Autre enjeu essentiel au sein du secteur audiovisuel, le maintien d'un équilibre entre les groupes privés et les acteurs publics est le gage du pluralisme des médias. Je resterai toujours un fervent défenseur de l'audiovisuel public, d'autant plus en ces temps agités à tous points de vue, mais il nous faut un équilibre ; les acteurs privés doivent donc être solidement implantés, d'où l'enjeu, au nom de la souveraineté culturelle, de construire ensemble une capacité de riposte de notre paysage audiovisuel français à la nouvelle donne concurrentielle internationale. Nous devrons collectivement favoriser l'émergence de champions nationaux et européens ainsi que le développement de dynamiques de coopération entre les acteurs publics et privés. Pour cela, il faudra sans doute, tous ensemble, se poser sérieusement la question de l'évolution des dispositifs en vigueur en matière de droit de la concurrence et de règles anti-concentration ; je vous sais très impliqués en la matière. De ce point de vue, l'Arcom joue un rôle important au niveau de son rôle de consultation et d'expertise.

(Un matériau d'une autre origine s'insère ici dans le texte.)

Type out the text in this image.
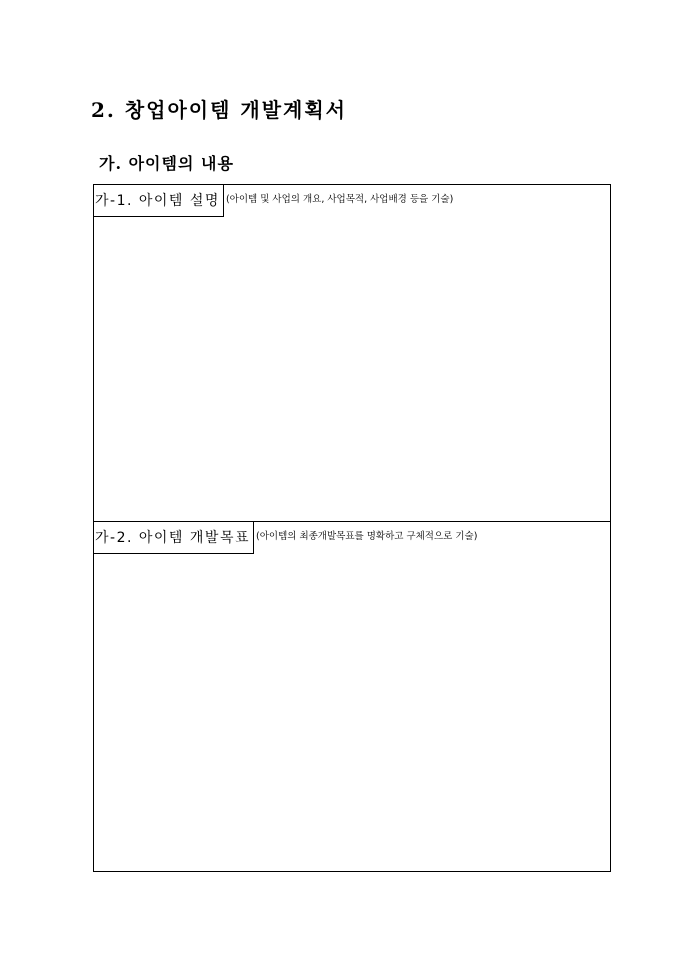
2. 창업아이템 개발계획서
가. 아이템의 내용
가-1. 아이템 설명 (아이템 및 사업의 개요, 사업목적, 사업배경 등을 기술)
가-2. 아이템 개발목표 (아이템의 최종개발목표를 명확하고 구체적으로 기술)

Enfin, d'autres questions tout aussi essentielles se posent : protection du droit d'auteur, lutte contre le piratage, initiative au long cours pour favoriser les offres légales ; je mentionnerai également la solidarité, la santé ou encore l'environnement, autant d'éléments au centre de mes préoccupations à France Télévisions. Enfin, si vous m'accordez votre confiance, j'aurai aussi à coeur de pouvoir accompagner l'Arcom dans le développement d'un dialogue régulier avec le Parlement, et plus particulièrement avec votre commission.
Autant de combats pour lesquels j'ai obtenu, monsieur le président, des résultats concrets ces dernières années. J'ai envie de les amplifier, de les poursuivre autrement, avec, toujours chevillées au corps et au coeur, la soif et l'ardente obligation d'aller toujours plus loin et de faire bouger les lignes et les représentations. Tous ces enjeux doivent conduire sans doute l'Arcom à être encore plus au coeur du débat, au coeur de la cité. Je voudrais pouvoir humblement participer à cette dynamique avec toute ma personnalité et mes convictions.
Pour conclure, permettez-moi un mot plus personnel. Tout comme vous, j'ai une haute idée de la République et de ses institutions. Après tout ce parcours, être aujourd'hui devant vous, sur proposition du Président du Sénat, pour intégrer l'autorité publique indépendante qu'est l'Arcom est un grand honneur ; si vous m'accordiez votre confiance, celle-ci m'honorerait et m'obligerait. Au regard des enjeux importants d'un point de vue démocratique, ou encore économique et culturel, la responsabilité est immense ; je ferais tout pour être à la hauteur de cette dernière et de votre confiance. Attaché viscéralement au mérite républicain, je verrais dans votre approbation une marque de reconnaissance de mon travail et de mon investissement dans le secteur.
J'en profite pour remercier d'ores et déjà toutes celles et tous ceux qui m'ont fait confiance et fait grandir au fil des ans ; ils se reconnaîtront. Ce matin, devant vous, j'ai aussi avec émotion une pensée pour toutes les équipes que j'ai été amené à piloter, ou avec lesquelles j'ai été amené à travailler ces dernières années à France Télévisions. Je tenais enfin à saluer devant vous le collège de l'Arcom et son équipe, que je serais ravi de rejoindre prochainement si vous confirmiez cette proposition de nomination.